Conselheiro de instituto ligado a padre Lancellotti é preso em SP

Conselheiro de instituto ligado a padre Lancellotti é preso por tentativa de latrocínio

Um conselheiro fiscal do Instituto Nossa Senhora das Mercês e Misericórdia, organização social ligada ao padre Júlio Lancellotti, foi baleado e detido em flagrante sob a acusação de envolvimento em uma tentativa de latrocínio na zona leste de São Paulo. O crime aconteceu no dia 22 de agosto, na região de Itaquera.

Detalhes do crime e confronto

De acordo com o boletim de ocorrência, Guilherme Martins, de 25 anos, estava acompanhado de outras duas pessoas na Avenida Aricanduva com o objetivo de roubar a motocicleta de um morador. O veículo utilizado pelo trio havia sido furtado no dia anterior, e um dos criminosos estava armado.

A investida criminosa foi interrompida por um policial militar à paisana que presenciou a abordagem. Durante a ação, um dos comparsas, identificado como Eddy Vinycius Costa Santos, disparou duas vezes contra o agente e acabou sendo morto no revide.

Feridos e prisão preventiva

Os tiros efetuados no confronto também atingiram uma mulher que estava dentro de um automóvel. Ela recebeu atendimento médico imediato em um hospital da região e passa bem.

O suspeito Guilherme foi baleado no ombro e no quadril. Após receber atendimento médico, foi levado diretamente para uma unidade prisional. A Justiça converteu o flagrante em prisão preventiva, classificando a conduta como um crime gravíssimo de consequências altamente reprováveis. O investigado já possuía duas condenações anteriores por receptação de veículos roubados.

Relação com o instituto e o padre

Guilherme havia sido eleito para o conselho fiscal do Mercedário — como é conhecido o instituto — apenas dois meses antes do crime, durante uma assembleia extraordinária. A defesa do acusado optou por não se manifestar sobre o mérito do processo criminal em andamento.

O presidente da instituição, Marcelo Augusto de Sousa e Silva, declarou inicialmente não saber da indicação, mas prometeu convocar uma nova reunião para substituir o conselheiro após a apresentação da ata. Segundo o dirigente, Guilherme atuava em pesquisas de direitos humanos em outra entidade coordenada pelo padre Lancellotti e também prestava serviços voluntários como motorista do religioso.

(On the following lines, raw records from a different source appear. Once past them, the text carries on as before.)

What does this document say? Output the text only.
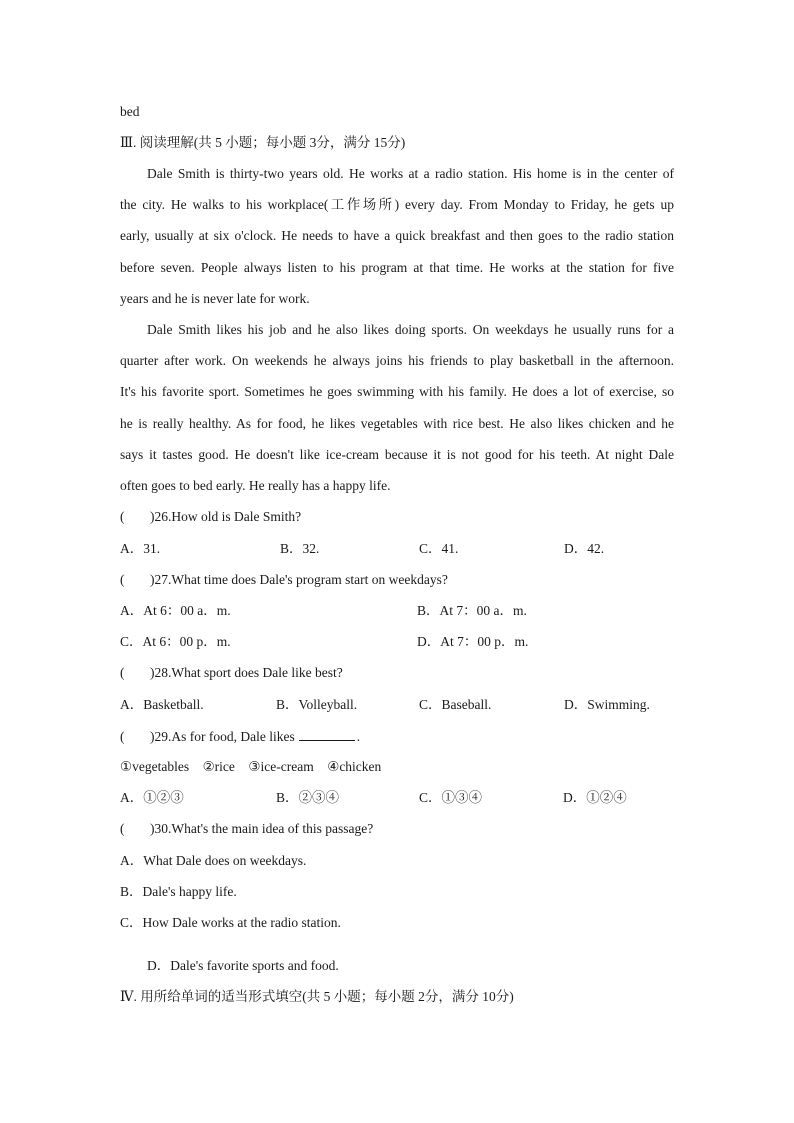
bed
Ⅲ. 阅读理解(共 5 小题；每小题 3分，满分 15分)
Dale Smith is thirty-two years old. He works at a radio station. His home is in the center of
the city. He walks to his workplace(工作场所) every day. From Monday to Friday, he gets up
early, usually at six o'clock. He needs to have a quick breakfast and then goes to the radio station
before seven. People always listen to his program at that time. He works at the station for five
years and he is never late for work.
Dale Smith likes his job and he also likes doing sports. On weekdays he usually runs for a
quarter after work. On weekends he always joins his friends to play basketball in the afternoon.
It's his favorite sport. Sometimes he goes swimming with his family. He does a lot of exercise, so
he is really healthy. As for food, he likes vegetables with rice best. He also likes chicken and he
says it tastes good. He doesn't like ice-cream because it is not good for his teeth. At night Dale
often goes to bed early. He really has a happy life.
( )26.How old is Dale Smith?
A．31.	B．32.	C．41.	D．42.
( )27.What time does Dale's program start on weekdays?
A．At 6：00 a．m.	B．At 7：00 a．m.
C．At 6：00 p．m.	D．At 7：00 p．m.
( )28.What sport does Dale like best?
A．Basketball.	B．Volleyball.	C．Baseball.	D．Swimming.
( )29.As for food, Dale likes	.
①vegetables　②rice　③ice-cream　④chicken
A．①②③	B．②③④	C．①③④	D．①②④
( )30.What's the main idea of this passage?
A．What Dale does on weekdays.
B．Dale's happy life.
C．How Dale works at the radio station.
D．Dale's favorite sports and food.
Ⅳ. 用所给单词的适当形式填空(共 5 小题；每小题 2分，满分 10分)
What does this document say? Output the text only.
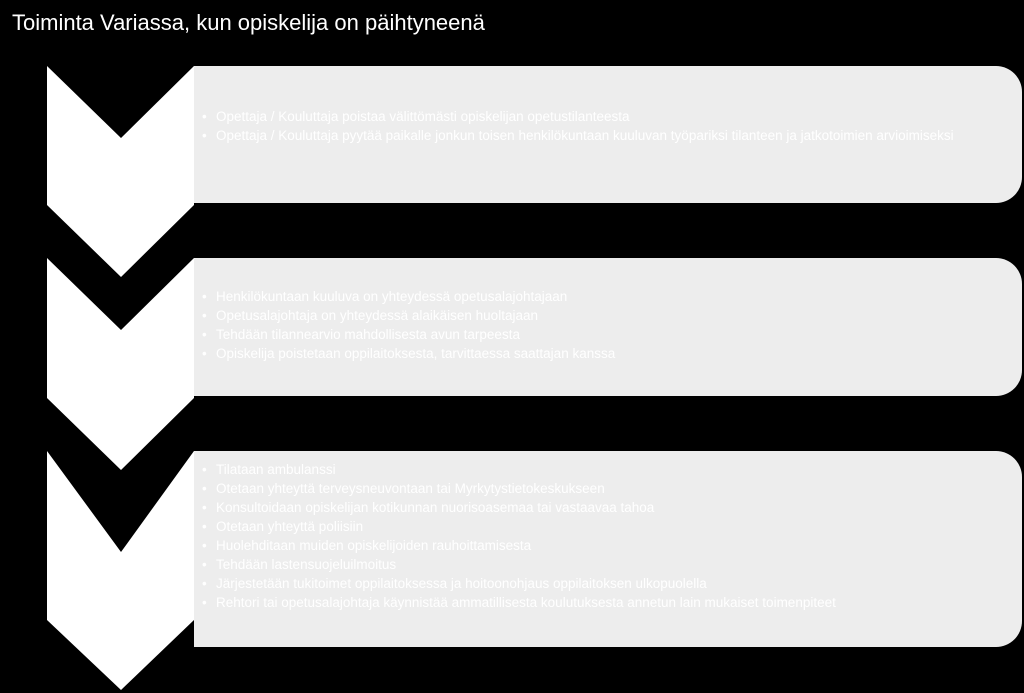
Toiminta Variassa, kun opiskelija on päihtyneenä
• Opettaja / Kouluttaja poistaa välittömästi opiskelijan opetustilanteesta
• Opettaja / Kouluttaja pyytää paikalle jonkun toisen henkilökuntaan kuuluvan työpariksi tilanteen ja jatkotoimien arvioimiseksi
• Henkilökuntaan kuuluva on yhteydessä opetusalajohtajaan
• Opetusalajohtaja on yhteydessä alaikäisen huoltajaan
• Tehdään tilannearvio mahdollisesta avun tarpeesta
• Opiskelija poistetaan oppilaitoksesta, tarvittaessa saattajan kanssa
• Tilataan ambulanssi
• Otetaan yhteyttä terveysneuvontaan tai Myrkytystietokeskukseen
• Konsultoidaan opiskelijan kotikunnan nuorisoasemaa tai vastaavaa tahoa
• Otetaan yhteyttä poliisiin
• Huolehditaan muiden opiskelijoiden rauhoittamisesta
• Tehdään lastensuojeluilmoitus
• Järjestetään tukitoimet oppilaitoksessa ja hoitoonohjaus oppilaitoksen ulkopuolella
• Rehtori tai opetusalajohtaja käynnistää ammatillisesta koulutuksesta annetun lain mukaiset toimenpiteet
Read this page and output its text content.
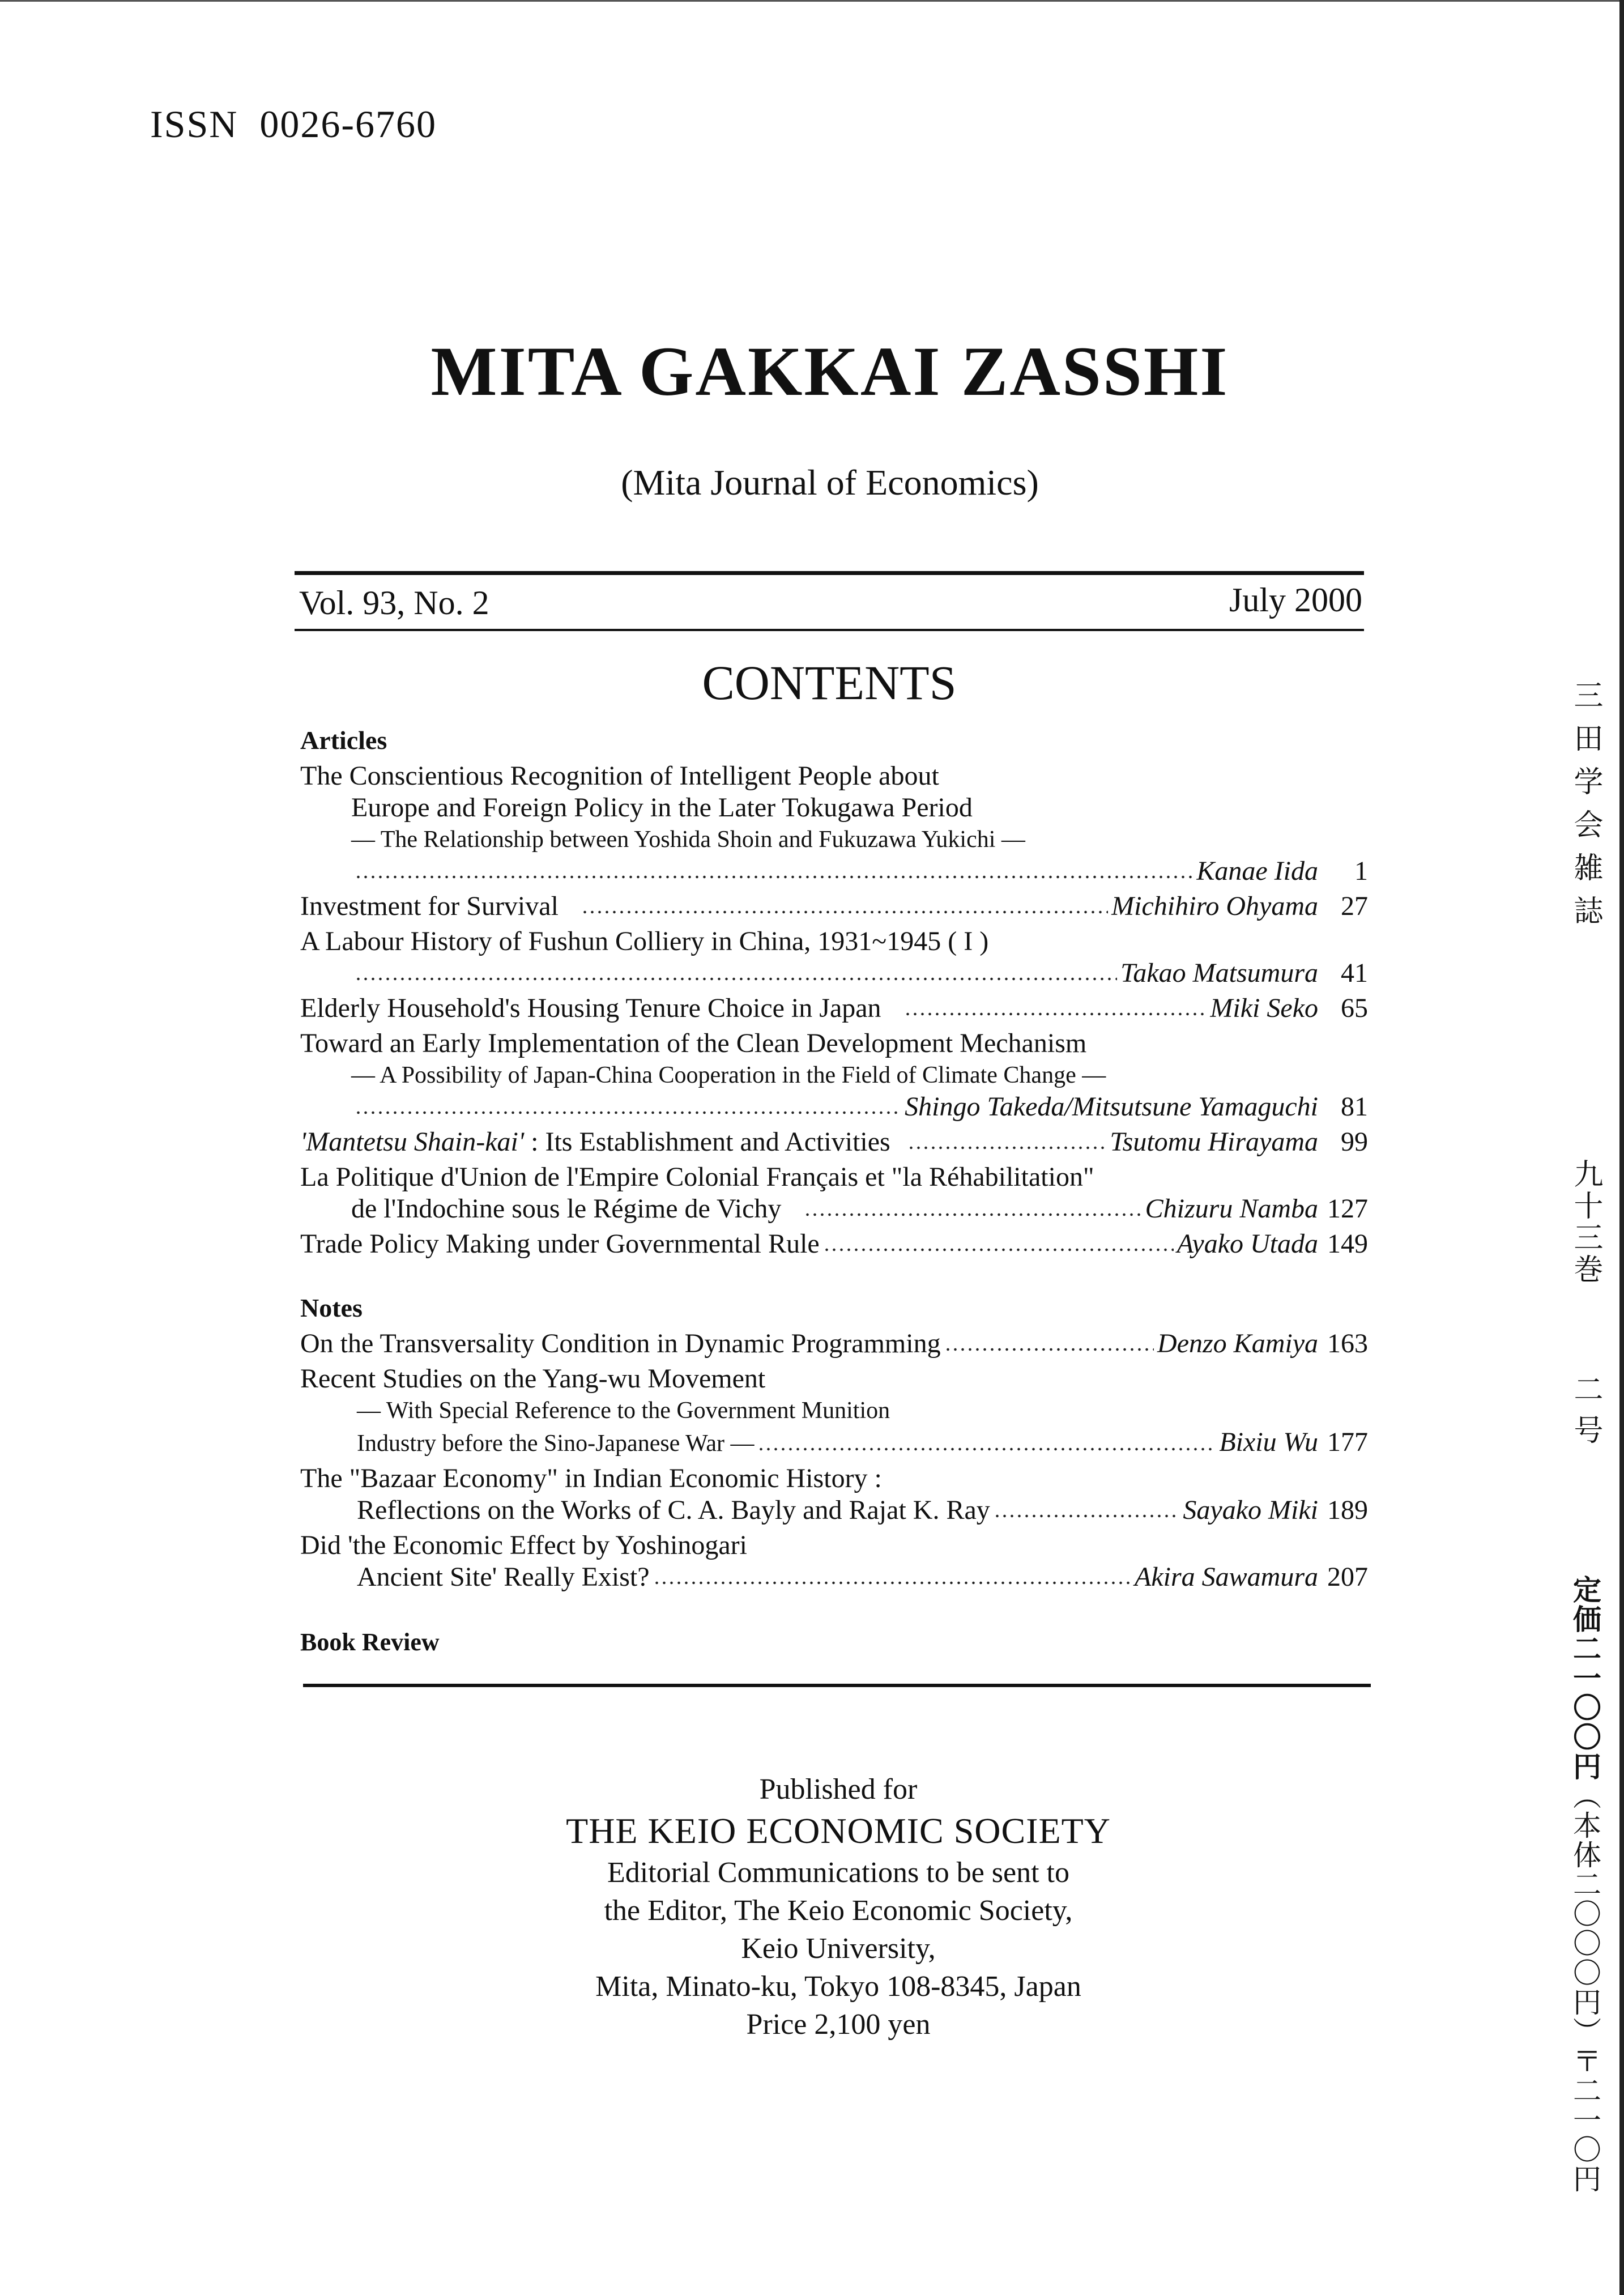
ISSN  0026-6760
MITA GAKKAI ZASSHI
(Mita Journal of Economics)
Vol. 93, No. 2	July 2000
CONTENTS
Articles
The Conscientious Recognition of Intelligent People about
Europe and Foreign Policy in the Later Tokugawa Period
— The Relationship between Yoshida Shoin and Fukuzawa Yukichi —
Kanae Iida	1
Investment for Survival	Michihiro Ohyama 27
A Labour History of Fushun Colliery in China, 1931~1945 ( I )
Takao Matsumura 41
Elderly Household's Housing Tenure Choice in Japan	Miki Seko 65
Toward an Early Implementation of the Clean Development Mechanism
— A Possibility of Japan-China Cooperation in the Field of Climate Change —
Shingo Takeda/Mitsutsune Yamaguchi 81
'Mantetsu Shain-kai' : Its Establishment and Activities	Tsutomu Hirayama 99
La Politique d'Union de l'Empire Colonial Français et "la Réhabilitation"
de l'Indochine sous le Régime de Vichy	Chizuru Namba 127
Trade Policy Making under Governmental Rule	Ayako Utada 149
Notes
On the Transversality Condition in Dynamic Programming	Denzo Kamiya 163
Recent Studies on the Yang-wu Movement
— With Special Reference to the Government Munition
Industry before the Sino-Japanese War —	Bixiu Wu 177
The "Bazaar Economy" in Indian Economic History :
Reflections on the Works of C. A. Bayly and Rajat K. Ray	Sayako Miki 189
Did 'the Economic Effect by Yoshinogari
Ancient Site' Really Exist?	Akira Sawamura 207
Book Review
Published for
THE KEIO ECONOMIC SOCIETY
Editorial Communications to be sent to
the Editor, The Keio Economic Society,
Keio University,
Mita, Minato-ku, Tokyo 108-8345, Japan
Price 2,100 yen
三田学会雑誌
九十三巻
二号
定価二一〇〇円（本体二〇〇〇円）〒二一〇円
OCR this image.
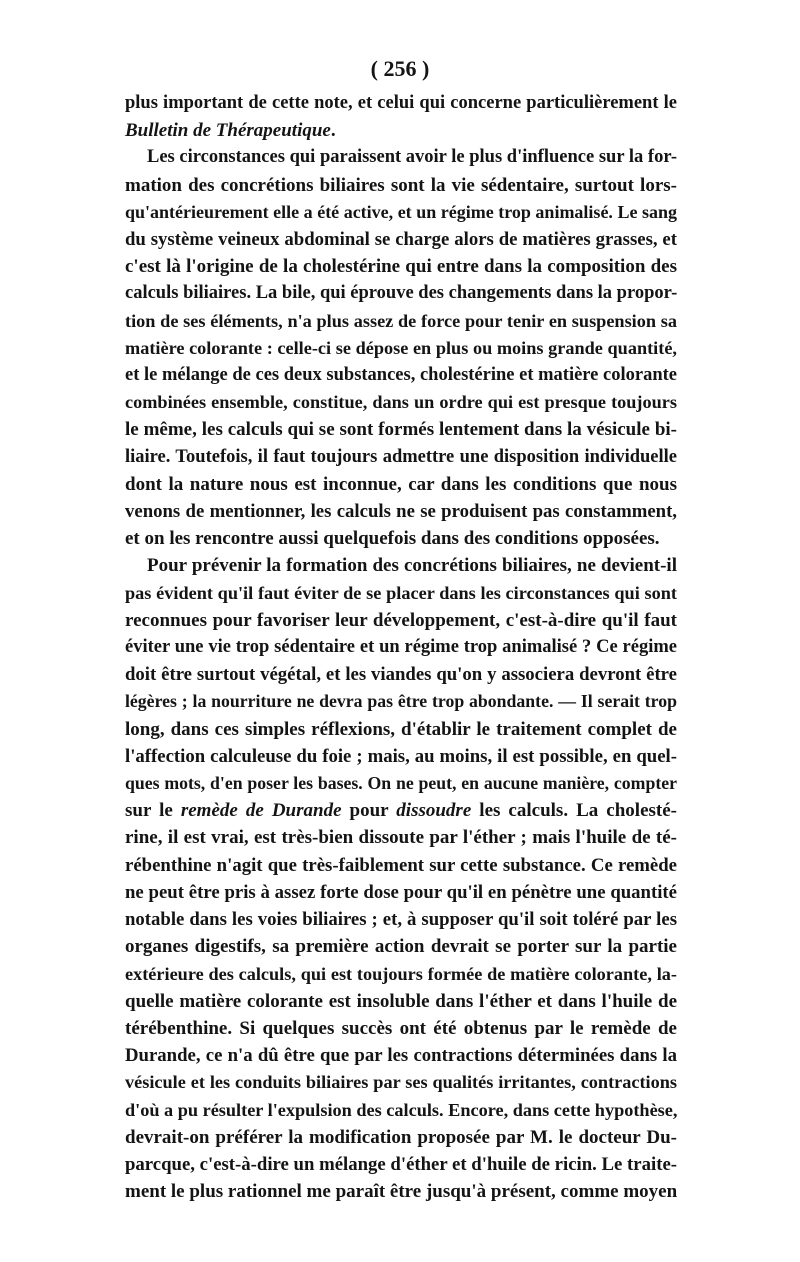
( 256 )
plus important de cette note, et celui qui concerne particulièrement le
Bulletin de Thérapeutique.
Les circonstances qui paraissent avoir le plus d'influence sur la for-
mation des concrétions biliaires sont la vie sédentaire, surtout lors-
qu'antérieurement elle a été active, et un régime trop animalisé. Le sang
du système veineux abdominal se charge alors de matières grasses, et
c'est là l'origine de la cholestérine qui entre dans la composition des
calculs biliaires. La bile, qui éprouve des changements dans la propor-
tion de ses éléments, n'a plus assez de force pour tenir en suspension sa
matière colorante : celle-ci se dépose en plus ou moins grande quantité,
et le mélange de ces deux substances, cholestérine et matière colorante
combinées ensemble, constitue, dans un ordre qui est presque toujours
le même, les calculs qui se sont formés lentement dans la vésicule bi-
liaire. Toutefois, il faut toujours admettre une disposition individuelle
dont la nature nous est inconnue, car dans les conditions que nous
venons de mentionner, les calculs ne se produisent pas constamment,
et on les rencontre aussi quelquefois dans des conditions opposées.
Pour prévenir la formation des concrétions biliaires, ne devient-il
pas évident qu'il faut éviter de se placer dans les circonstances qui sont
reconnues pour favoriser leur développement, c'est-à-dire qu'il faut
éviter une vie trop sédentaire et un régime trop animalisé ? Ce régime
doit être surtout végétal, et les viandes qu'on y associera devront être
légères ; la nourriture ne devra pas être trop abondante. — Il serait trop
long, dans ces simples réflexions, d'établir le traitement complet de
l'affection calculeuse du foie ; mais, au moins, il est possible, en quel-
ques mots, d'en poser les bases. On ne peut, en aucune manière, compter
sur le remède de Durande pour dissoudre les calculs. La cholesté-
rine, il est vrai, est très-bien dissoute par l'éther ; mais l'huile de té-
rébenthine n'agit que très-faiblement sur cette substance. Ce remède
ne peut être pris à assez forte dose pour qu'il en pénètre une quantité
notable dans les voies biliaires ; et, à supposer qu'il soit toléré par les
organes digestifs, sa première action devrait se porter sur la partie
extérieure des calculs, qui est toujours formée de matière colorante, la-
quelle matière colorante est insoluble dans l'éther et dans l'huile de
térébenthine. Si quelques succès ont été obtenus par le remède de
Durande, ce n'a dû être que par les contractions déterminées dans la
vésicule et les conduits biliaires par ses qualités irritantes, contractions
d'où a pu résulter l'expulsion des calculs. Encore, dans cette hypothèse,
devrait-on préférer la modification proposée par M. le docteur Du-
parcque, c'est-à-dire un mélange d'éther et d'huile de ricin. Le traite-
ment le plus rationnel me paraît être jusqu'à présent, comme moyen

Histórico e auditoria financeira

Em nota oficial, o instituto informou que o suspeito integrou o quadro de assistidos por cerca de um ano, sendo visto internamente como um exemplo de ressocialização, o que viabilizou sua candidatura na assembleia. A entidade ressaltou que a responsabilidade penal é estritamente pessoal e que confia na apuração das autoridades.

O caso vem à tona em meio a questionamentos sobre a gestão financeira do Mercedário, fundado em 2025. Uma auditoria encomendada pela Arquidiocese de São Paulo apontou que a entidade não apresentou comprovação detalhada da aplicação de R$ 1,3 milhão recebidos da paróquia do padre Lancellotti entre setembro e dezembro daquele ano.

A Arquidiocese de São Paulo informou em nota que desconhece os fatos envolvendo o conselheiro e enfatizou que nem ele nem o presidente do instituto possuem vínculos com a estrutura eclesiástica, tratando-se de uma organização privada e independente.